The entire point of Patreon is to spread the transaction fee across the people you are backing at $1/month or $1/post.

If they had this 2.9%+$0.35 fee get charged when they charge my card, I would be fine with it. Its the per creator charging of it that is ridiculous. Most of the people I back is at the $1 level, which would be not viable with the new fee.

There is no good reason for this, as even paying to the creator should be lump sum via ACH, rather than hundreds of $1 transactions. ACH (a electronic check system in the us) charges a very minimal amount for a connection to the network to cover admin costs. Current fees[0] are $264/yr+$0.000185/transaction. Even with paying ACH fees for both ends (creator and the patreon) and refusing to aggregate, ACH fees are still a rounding error.

What they should be doing is offering you to pay via ACH to reduce fees so the creators can actually get a bigger share of the $1 you spend.

[0]: https://www.nacha.org/ach-network/administration-fees


> The entire point of Patreon is to spread the transaction fee across the people you are backing at $1/month or $1/post.

That's decidedly false. The entire point of Patreon is to support creators, and to make it easy for creators to get that support.

> There is no good reason for this,

There are. Legal reasons. Banking reason. Simply put, lumping together transactions is dangerous. Dangerous for creators, dangerous for patreons, and dangerous for customers. I'm surprised they did it this long.

> as even paying to the creator should be lump sum via ACH,

What does this have to do with the majority of people paying via CC?


> There are. Legal reasons. Banking reason. Simply put, lumping together transactions is dangerous. Dangerous for creators, dangerous for patreons, and dangerous for customers.
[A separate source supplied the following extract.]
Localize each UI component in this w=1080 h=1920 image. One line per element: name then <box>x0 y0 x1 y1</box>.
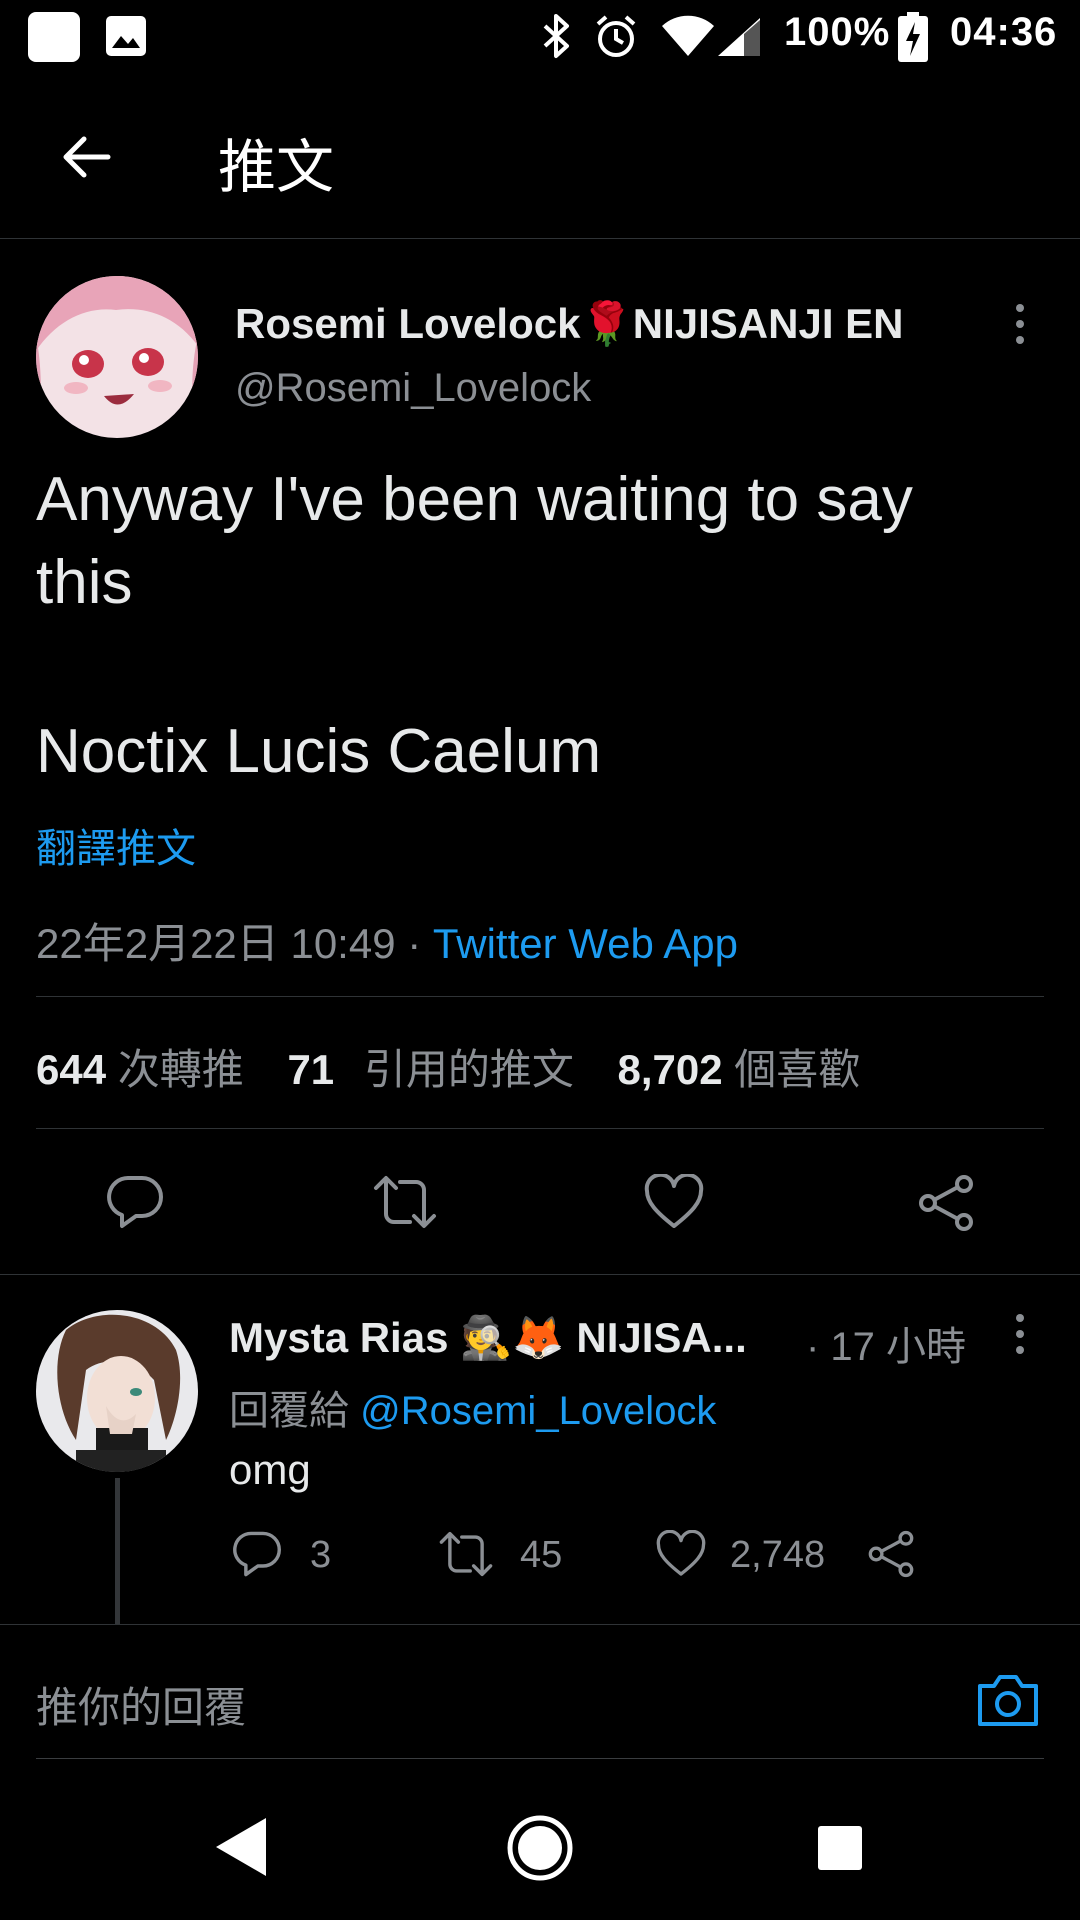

You still keep records of who paid who (eg: This dollar in creator X's account came from backer Y), they are "lumped" as far as the CC processor is concerned so you don't have to pay that per-transaction fee for each creator backed. Basically, as long as the transactions are internal to Patreon, the transaction fees should be inline with the cost of a few rows in a database.

> What does this have to do with the majority of people paying via CC?

If they really were interested in reducing fees, they would let people pay via ACH, which it currently does not look like they do.


They're charging 0.35 for moving some balance from one big transaction they charged me into accounts of the people I support. It's basically charging for an atomic move.

You seem to assume that each pledge is a separate transaction. But the entire advantage of patreon over doing pledges directly is that all my pledges are one transaction with them, and all pledges someone receives are one transaction. Sure, charge me 0.35+small % once a month as transaction fee.


> You seem to assume that each pledge is a separate transaction.

Incorrect. I know how Patreon used to work before this announcement. My understanding is they are splitting it up into separate transactions, which makes sense if you understand how credit card processing, monetary transactions, and all the legal ramifications around them operate.

What I do hear is a lot of people who haven't worked in the CC industry making baseless assumptions about how all this works.


PayPay, Google Wallet, and many other systems allows you to move money within the system for free. Only paying a fee when money comes in or out of the system.

What most of us are unhappy with this that they plan to split the pledges into one transaction per pledge.

Which will make micro payments unfeasible.